Port of Moerdijk completes rail investment for operational efficiency
The completion of a renovation project at the Combined Cargo Terminals (CCT) in the Dutch port of Moerdijk signals a new beginning for rail operations. A symbolic opening of the multimodal terminal on Friday, 21 October, by the coordinator of the North Sea-Mediterranean Corridor set the floor for more trains at a port that puts rail freight at the heart of its growth path.
This is not the first time the port of Moerdijk has seen rail investments becoming a reality. The specific investment at CCT targeting the improvement of access, safety and operational time efficiency for the terminal was implemented jointly by CCT, the port of Moerdijk authority and Dutch infrastructure manager Prorail. The three parties invested 12 million euros in total, while the Connecting Europe facility for Transport fund provided an additional 2,5 million euros.
Automation and signalling
CCT’s renovation was all about accessing the terminal for trains. The port of Moerdijk, the largest inland port in the Netherlands, has sufficient road and rail infrastructure that cross routes at multiple points. As a result, the port infrastructure has level crossings where trains must pass through and sometimes wait on them, thus unnecessarily stopping car traffic and sometimes waiting too long to enter the CCT terminal.
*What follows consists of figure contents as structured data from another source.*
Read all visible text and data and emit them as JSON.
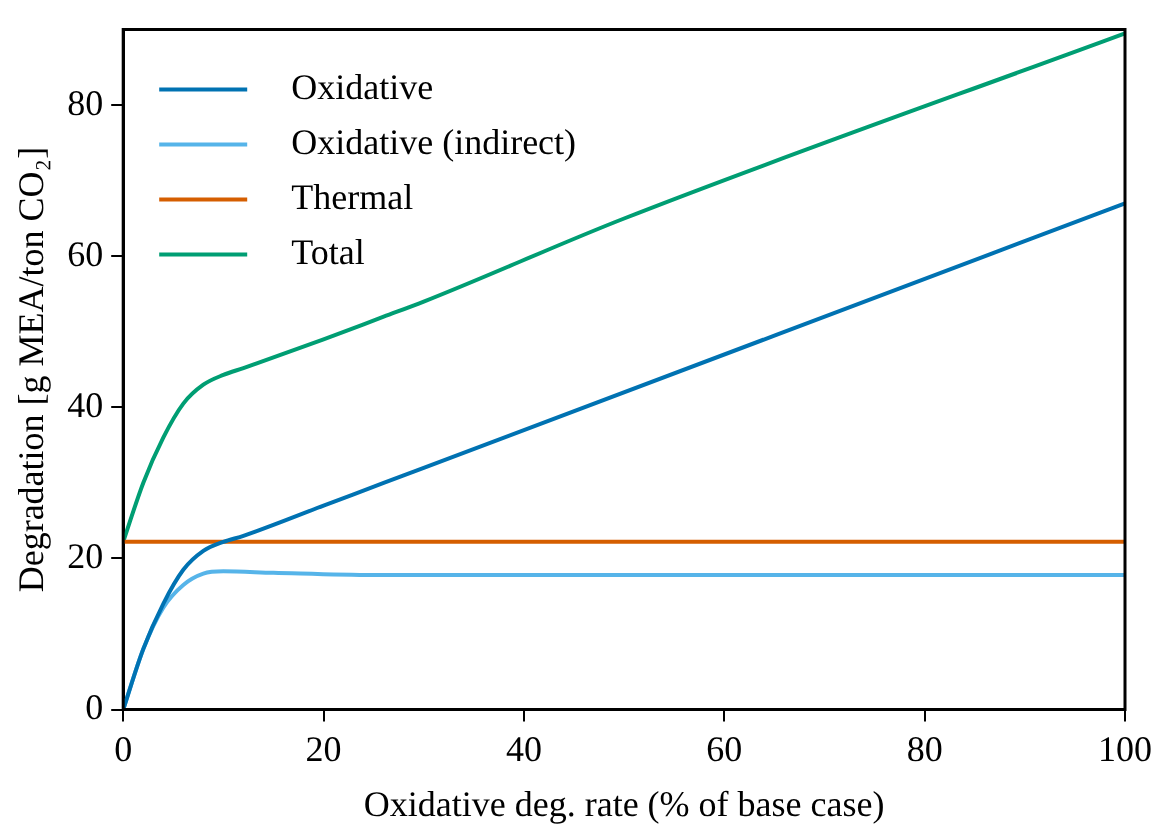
{
  "chart_data": {
    "type": "line",
    "xlabel": "Oxidative deg. rate (% of base case)",
    "ylabel": "Degradation [g MEA/ton CO₂]",
    "xlim": [
      0,
      100
    ],
    "xticks": [
      0,
      20,
      40,
      60,
      80,
      100
    ],
    "ylim": [
      0,
      90
    ],
    "yticks": [
      0,
      20,
      40,
      60,
      80
    ],
    "grid": false,
    "legend": "top left",
    "marker": "none",
    "line_style": "solid",
    "series": [
      {
        "name": "Oxidative",
        "color": "#0072b2",
        "x": [
          0,
          2,
          4,
          6,
          8,
          10,
          12,
          20,
          26,
          30,
          100
        ],
        "values": [
          0,
          8,
          14,
          18.5,
          21,
          22.2,
          23,
          27,
          30,
          32,
          67
        ]
      },
      {
        "name": "Oxidative (indirect)",
        "color": "#56b4e9",
        "x": [
          0,
          2,
          4,
          6,
          8,
          10,
          15,
          25,
          100
        ],
        "values": [
          0,
          8,
          13.5,
          16.5,
          18,
          18.3,
          18.1,
          17.8,
          17.8
        ]
      },
      {
        "name": "Thermal",
        "color": "#d55e00",
        "x": [
          0,
          100
        ],
        "values": [
          22.2,
          22.2
        ]
      },
      {
        "name": "Total",
        "color": "#009e73",
        "x": [
          0,
          2,
          4,
          6,
          8,
          10,
          12,
          20,
          26,
          30,
          50,
          100
        ],
        "values": [
          22.2,
          30,
          36,
          40.5,
          43,
          44.3,
          45.2,
          49,
          52,
          54,
          65,
          89.5
        ]
      }
    ]
  }
}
As a result, the project’s partners decided to resolve this bottleneck by fitting three railway crossings with an automated safety system. Specifically, they deployed a “train warning system consisting of command control and audible and visual signalling components” also linked with the traffic lights of the ring road around the port and CCT’s gate.
Understandably, the investment will contribute to syncing the port’s safety and signalling operations into one comprehensive system, which will also improve time management and provide more rail capacity indirectly. “If a train approaches the CCT terminal, the driver will open the gate to the terminal with a push of a button and then activate the level crossing with a push of a button. Road traffic then gets a red light, and the bars go down. The freight train can then safely pass the level crossings and directly enter the terminal site through the open gate. Thanks to the link with the gate, the train can drive through in one go and does not unnecessarily occupy the level crossings,” explained the port of Moerdijk.
More rail needs investments
“The renovation contributes to greater railway capacity and supports the ‘modal shift’ which the port of Moerdijk advocates to increase via water and rail transport. For us, rail is an important addition to our shortsea strategy,” said Marika Menspoel-den Hartog, directorate of the Moerdijk Port Authority.
Indeed, as mentioned before, the Dutch port has strong ambitions for its rail products and has invested before concerning the rail freight industry. Its main goal is to receive around and maybe more than a hundred weekly trains. For this reason, in early 2021, a third 740-metre-long track was added to CCT’s infrastructure. Moreover, the port, along with ProRail, railway undertakings, terminals and customers, have launched the Lean Moerdijk 2.0 project to improve capacity planning and allocation since the port’s rail infrastructure prospects are very particular and need optimal utilisation. Hopefully, the signalling and accessibility investments will add another stone to what the port aims to build regarding rail freight transport.